Overpopulation and the difficulties with space that surface
as a result was well presented with the second group of presenters. Through
their demonstration with the colored bowls and the background information
enabled the scale of the problem was brought into focus. What was particularly interesting was the
variety of solutions that the group went through. As an environmentalist, it
was disturbing listening about prospects that called for increased rates of
mining, energy extraction, and technology. Not only did instances like living
on the moon did not seem sustainable, but it refreshed my mind of the notion
that man, through further technological advances, will be able to bail itself
out later on. By counting on technology that has yet to exist, as a society we
allow ourselves to escape the guilt of our consumerist tendencies and continue
to operate in the same way. What I was impressed with this group’s presentation
is that they didn’t lean as hard on these prospects as I normally seem to find,
and recognized that other factors, like whether we’ll have the resources to make
this future technology or even support ourselves. One example: While 70 or so
percent of the world’s surface is covered in water, we can’t be positive that
desalinization will become significantly less costly to perform, thus such
conservation techniques as hydroponics should be examined. They also explored
preventative measures to overpopulation as way of answering our space problem.

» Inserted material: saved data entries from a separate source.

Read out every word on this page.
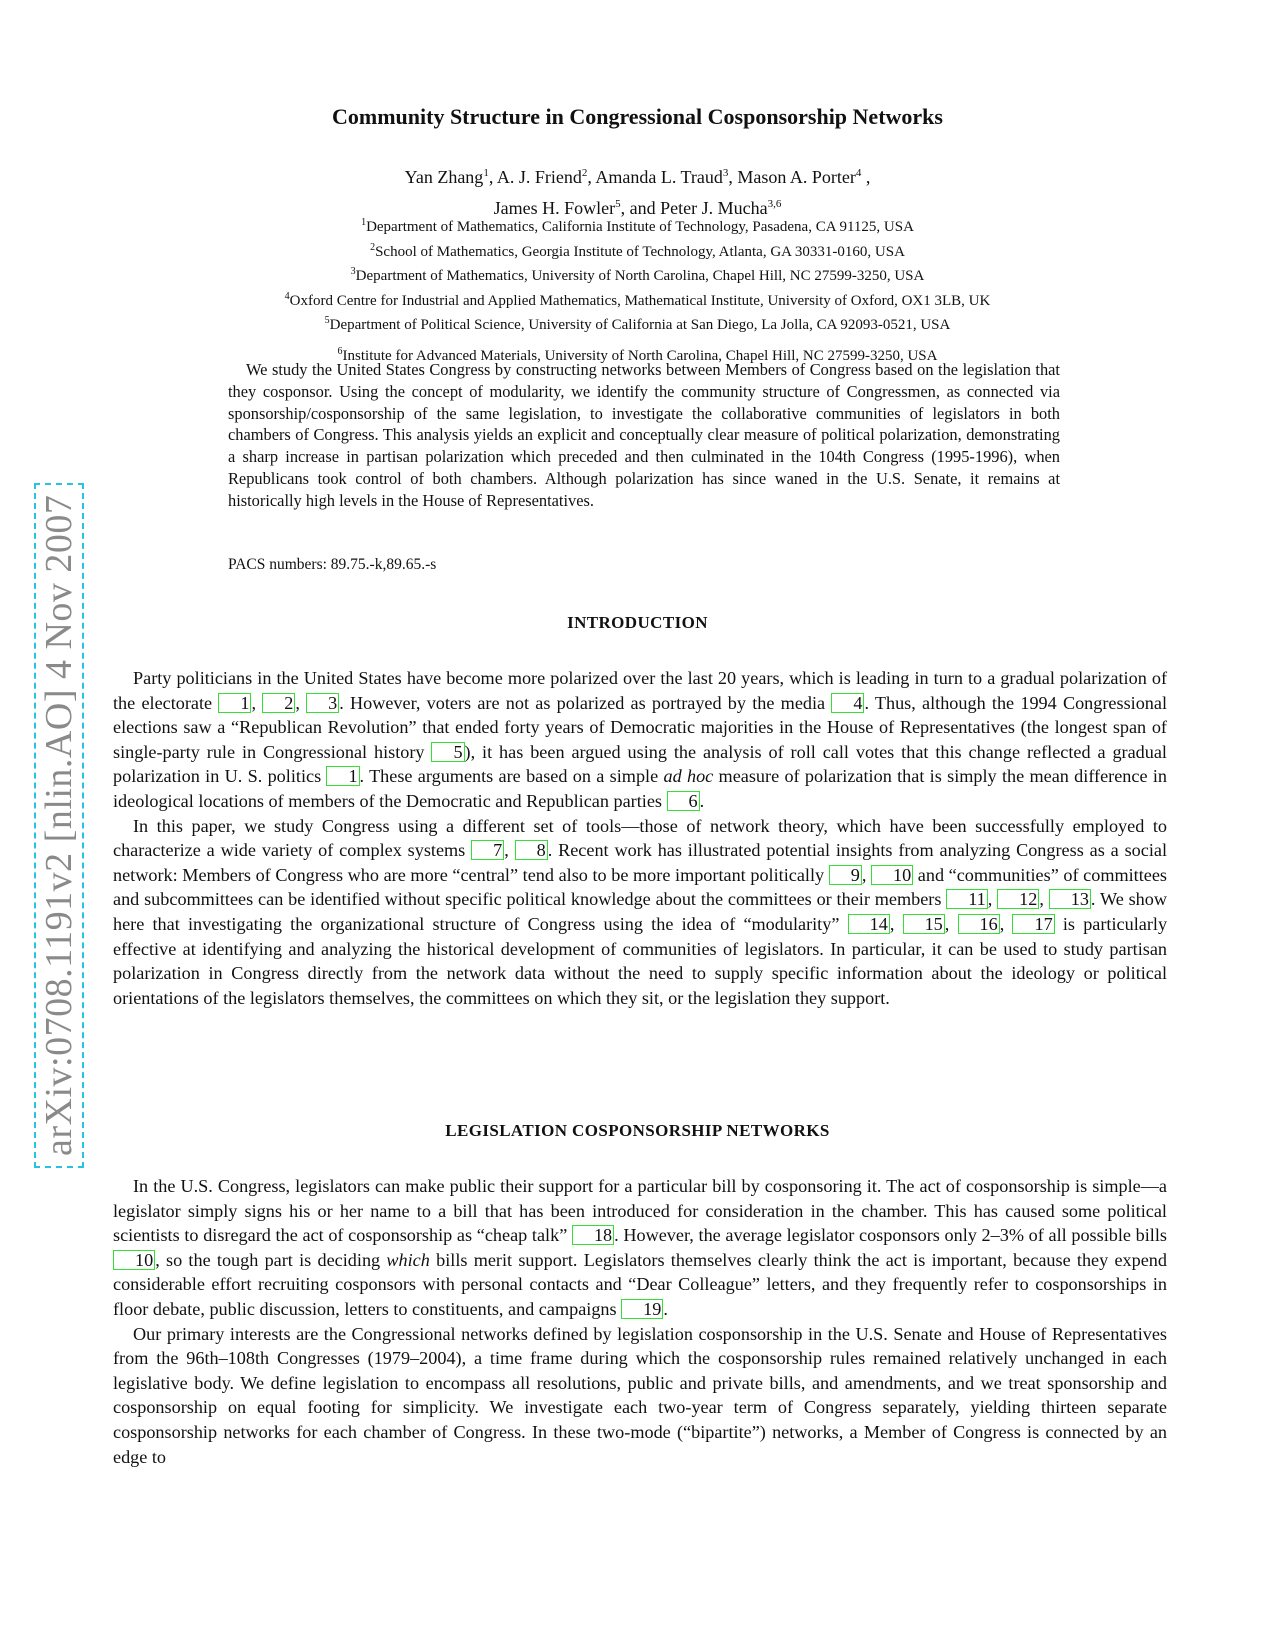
arXiv:0708.1191v2 [nlin.AO] 4 Nov 2007
Community Structure in Congressional Cosponsorship Networks
Yan Zhang$^1$, A. J. Friend$^2$, Amanda L. Traud$^3$, Mason A. Porter$^4$ ,
James H. Fowler$^5$, and Peter J. Mucha$^{3,6}$
$^1$Department of Mathematics, California Institute of Technology, Pasadena, CA 91125, USA
$^2$School of Mathematics, Georgia Institute of Technology, Atlanta, GA 30331-0160, USA
$^3$Department of Mathematics, University of North Carolina, Chapel Hill, NC 27599-3250, USA
$^4$Oxford Centre for Industrial and Applied Mathematics, Mathematical Institute, University of Oxford, OX1 3LB, UK
$^5$Department of Political Science, University of California at San Diego, La Jolla, CA 92093-0521, USA
$^6$Institute for Advanced Materials, University of North Carolina, Chapel Hill, NC 27599-3250, USA
We study the United States Congress by constructing networks between Members of Congress based on the legislation that they cosponsor. Using the concept of modularity, we identify the community structure of Congressmen, as connected via sponsorship/cosponsorship of the same legislation, to investigate the collaborative communities of legislators in both chambers of Congress. This analysis yields an explicit and conceptually clear measure of political polarization, demonstrating a sharp increase in partisan polarization which preceded and then culminated in the 104th Congress (1995-1996), when Republicans took control of both chambers. Although polarization has since waned in the U.S. Senate, it remains at historically high levels in the House of Representatives.
PACS numbers: 89.75.-k,89.65.-s
INTRODUCTION

Party politicians in the United States have become more polarized over the last 20 years, which is leading in turn to a gradual polarization of the electorate 1 , 2 , 3 . However, voters are not as polarized as portrayed by the media 4 . Thus, although the 1994 Congressional elections saw a “Republican Revolution” that ended forty years of Democratic majorities in the House of Representatives (the longest span of single-party rule in Congressional history 5 ), it has been argued using the analysis of roll call votes that this change reflected a gradual polarization in U. S. politics 1 . These arguments are based on a simple ad hoc measure of polarization that is simply the mean difference in ideological locations of members of the Democratic and Republican parties 6 .

In this paper, we study Congress using a different set of tools—those of network theory, which have been successfully employed to characterize a wide variety of complex systems 7 , 8 . Recent work has illustrated potential insights from analyzing Congress as a social network: Members of Congress who are more “central” tend also to be more important politically 9 , 10 and “communities” of committees and subcommittees can be identified without specific political knowledge about the committees or their members 11 , 12 , 13 . We show here that investigating the organizational structure of Congress using the idea of “modularity” 14 , 15 , 16 , 17 is particularly effective at identifying and analyzing the historical development of communities of legislators. In particular, it can be used to study partisan polarization in Congress directly from the network data without the need to supply specific information about the ideology or political orientations of the legislators themselves, the committees on which they sit, or the legislation they support.

LEGISLATION COSPONSORSHIP NETWORKS

In the U.S. Congress, legislators can make public their support for a particular bill by cosponsoring it. The act of cosponsorship is simple—a legislator simply signs his or her name to a bill that has been introduced for consideration in the chamber. This has caused some political scientists to disregard the act of cosponsorship as “cheap talk” 18 . However, the average legislator cosponsors only 2–3% of all possible bills 10 , so the tough part is deciding which bills merit support. Legislators themselves clearly think the act is important, because they expend considerable effort recruiting cosponsors with personal contacts and “Dear Colleague” letters, and they frequently refer to cosponsorships in floor debate, public discussion, letters to constituents, and campaigns 19 .

Our primary interests are the Congressional networks defined by legislation cosponsorship in the U.S. Senate and House of Representatives from the 96th–108th Congresses (1979–2004), a time frame during which the cosponsorship rules remained relatively unchanged in each legislative body. We define legislation to encompass all resolutions, public and private bills, and amendments, and we treat sponsorship and cosponsorship on equal footing for simplicity. We investigate each two-year term of Congress separately, yielding thirteen separate cosponsorship networks for each chamber of Congress. In these two-mode (“bipartite”) networks, a Member of Congress is connected by an edge to
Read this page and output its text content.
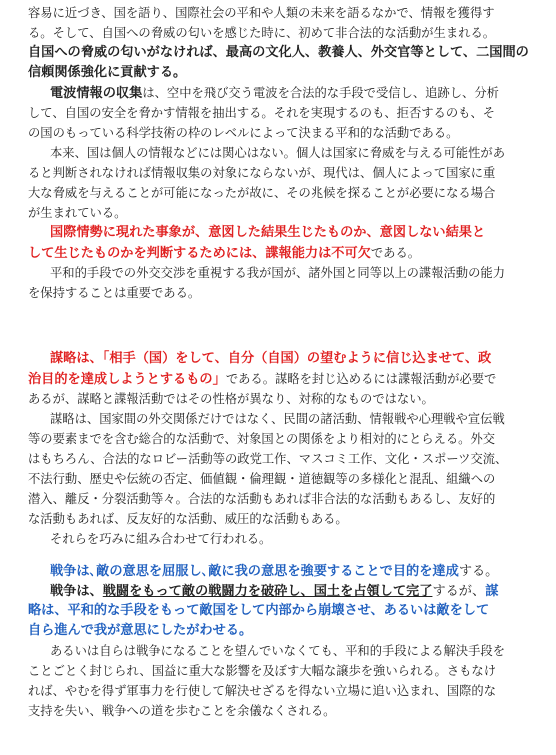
容易に近づき、国を語り、国際社会の平和や人類の未来を語るなかで、情報を獲得す
る。そして、自国への脅威の匂いを感じた時に、初めて非合法的な活動が生まれる。
自国への脅威の匂いがなければ、最高の文化人、教養人、外交官等として、二国間の
信頼関係強化に貢献する。
電波情報の収集は、空中を飛び交う電波を合法的な手段で受信し、追跡し、分析
して、自国の安全を脅かす情報を抽出する。それを実現するのも、拒否するのも、そ
の国のもっている科学技術の枠のレベルによって決まる平和的な活動である。
本来、国は個人の情報などには関心はない。個人は国家に脅威を与える可能性があ
ると判断されなければ情報収集の対象にならないが、現代は、個人によって国家に重
大な脅威を与えることが可能になったが故に、その兆候を探ることが必要になる場合
が生まれている。
国際情勢に現れた事象が、意図した結果生じたものか、意図しない結果と
して生じたものかを判断するためには、諜報能力は不可欠である。
平和的手段での外交交渉を重視する我が国が、諸外国と同等以上の諜報活動の能力
を保持することは重要である。
謀略は、「相手（国）をして、自分（自国）の望むように信じ込ませて、政
治目的を達成しようとするもの」である。謀略を封じ込めるには諜報活動が必要で
あるが、謀略と諜報活動ではその性格が異なり、対称的なものではない。
謀略は、国家間の外交関係だけではなく、民間の諸活動、情報戦や心理戦や宣伝戦
等の要素までを含む総合的な活動で、対象国との関係をより相対的にとらえる。外交
はもちろん、合法的なロビー活動等の政党工作、マスコミ工作、文化・スポーツ交流、
不法行動、歴史や伝統の否定、価値観・倫理観・道徳観等の多様化と混乱、組織への
潜入、離反・分裂活動等々。合法的な活動もあれば非合法的な活動もあるし、友好的
な活動もあれば、反友好的な活動、威圧的な活動もある。
それらを巧みに組み合わせて行われる。
戦争は､敵の意思を屈服し､敵に我の意思を強要することで目的を達成する。
戦争は、戦闘をもって敵の戦闘力を破砕し、国土を占領して完了するが、謀
略は、平和的な手段をもって敵国をして内部から崩壊させ、あるいは敵をして
自ら進んで我が意思にしたがわせる。
あるいは自らは戦争になることを望んでいなくても、平和的手段による解決手段を
ことごとく封じられ、国益に重大な影響を及ぼす大幅な譲歩を強いられる。さもなけ
れば、やむを得ず軍事力を行使して解決せざるを得ない立場に追い込まれ、国際的な
支持を失い、戦争への道を歩むことを余儀なくされる。
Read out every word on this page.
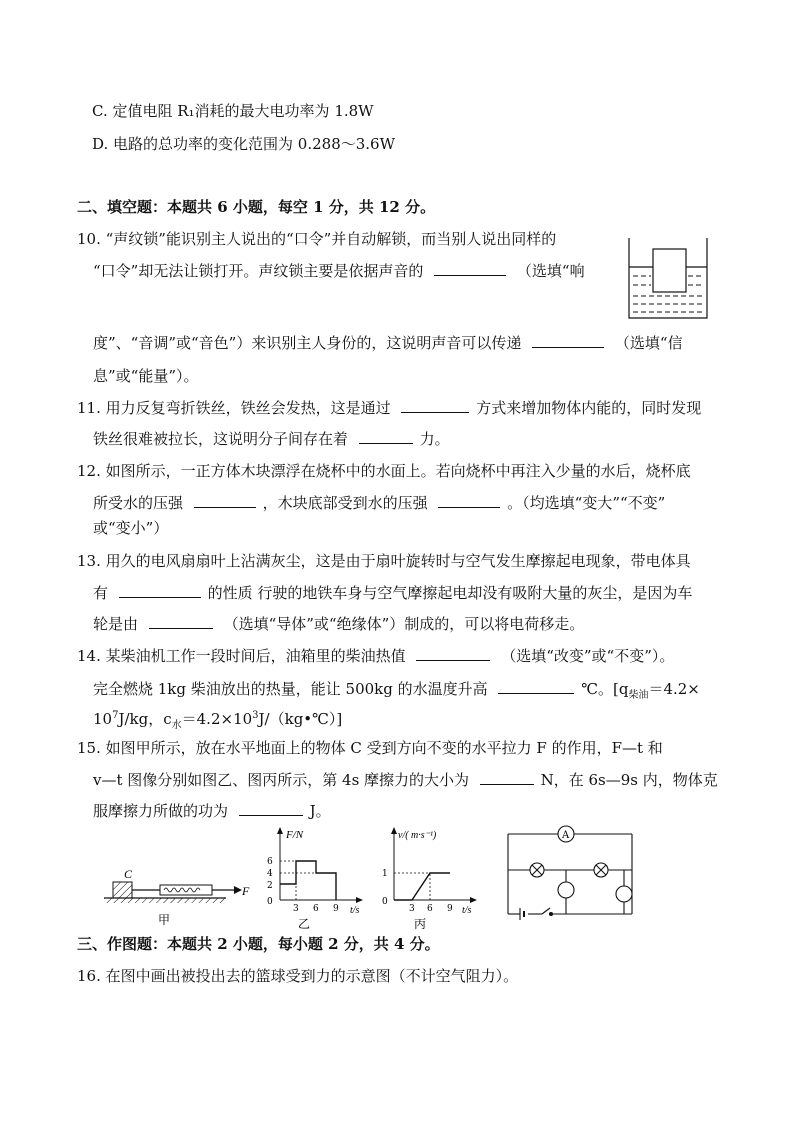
C. 定值电阻 R₁消耗的最大电功率为 1.8W
D. 电路的总功率的变化范围为 0.288～3.6W
二、填空题：本题共 6 小题，每空 1 分，共 12 分。
10. “声纹锁”能识别主人说出的“口令”并自动解锁，而当别人说出同样的
“口令”却无法让锁打开。声纹锁主要是依据声音的	（选填“响
度”、“音调”或“音色”）来识别主人身份的，这说明声音可以传递	（选填“信
息”或“能量”）。
11. 用力反复弯折铁丝，铁丝会发热，这是通过	方式来增加物体内能的，同时发现
铁丝很难被拉长，这说明分子间存在着	力。
12. 如图所示，一正方体木块漂浮在烧杯中的水面上。若向烧杯中再注入少量的水后，烧杯底
所受水的压强	，木块底部受到水的压强	。（均选填“变大”“不变”
或“变小”）
13. 用久的电风扇扇叶上沾满灰尘，这是由于扇叶旋转时与空气发生摩擦起电现象，带电体具
有	的性质 行驶的地铁车身与空气摩擦起电却没有吸附大量的灰尘，是因为车
轮是由	（选填“导体”或“绝缘体”）制成的，可以将电荷移走。
14. 某柴油机工作一段时间后，油箱里的柴油热值	（选填“改变”或“不变”）。
完全燃烧 1kg 柴油放出的热量，能让 500kg 的水温度升高	℃。[$q_{柴油}=4.2\times$
$10^7J/kg$，$c_水=4.2\times 10^3J/(kg•℃)$]
15. 如图甲所示，放在水平地面上的物体 C 受到方向不变的水平拉力 F 的作用，F—t 和
v—t 图像分别如图乙、图丙所示，第 4s 摩擦力的大小为	N，在 6s—9s 内，物体克
服摩擦力所做的功为	J。
C
F
甲
F/N
6
4
2
0
3 6 9 t/s
乙
v/( m·s⁻¹)
1
0
3 6 9 t/s
丙
A
三、作图题：本题共 2 小题，每小题 2 分，共 4 分。
16. 在图中画出被投出去的篮球受到力的示意图（不计空气阻力）。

These included like educating undereducated societies on the consequences of
overpopulation, tax incentives for families who choose to limit the size of the
family to a certain number. They also brought in the complexity that different world
perspectives create in answering the problem (like some see growth as still a
good thing for a country).
Monday, April 30, 2012
Wednesday, April 4, 2012
I felt that the story of Timothy Treadwell
in Grizzly Man contains some rather interesting parallels with the dualism
within the third wave of feminism. Something that immediately jumped out at me
was the underlying perspective that seemed to unearth in Timothy as the documentary
went on. The perspective that I’m talking about seems like it’s almost unconscious
understanding that Timothy seemed to possess is that the force which dominated
his life was doing the same thing to animals. It seemed almost as if they (Timothy
and the bears/animals) in his mind were captives to the same colony, it’s just
he was shackled by his inability to conform to the culture/customs of the
dominate group (human civilization), while the bears weren’t able to conform to
the dominate class because they are a separate species.
In Timothy’s mind there appears to
be this dualism remaining; on the one side is civilization, on the other is him
and the animals. In his “victory” clip toward the end, he talks about how he
protected the bears (that are so important to him) and “beat” those trying to
hurt them. A confluence in struggles, at least in Timothy’s perspective seemed
to have formed sometime along his journey. While I’d like to believe that
Timothy’s relationship with the bears does contain a non-instrumental element
to, I think that he falls short of the third wave, especially in the
holistic/pluralistic perspective that DesJardins talks about in the chapter.
Timothy seems to have this universal look on things, filled with ultimatums and
rejections of the complexity of situations and people, something not characteristic of the third feminism.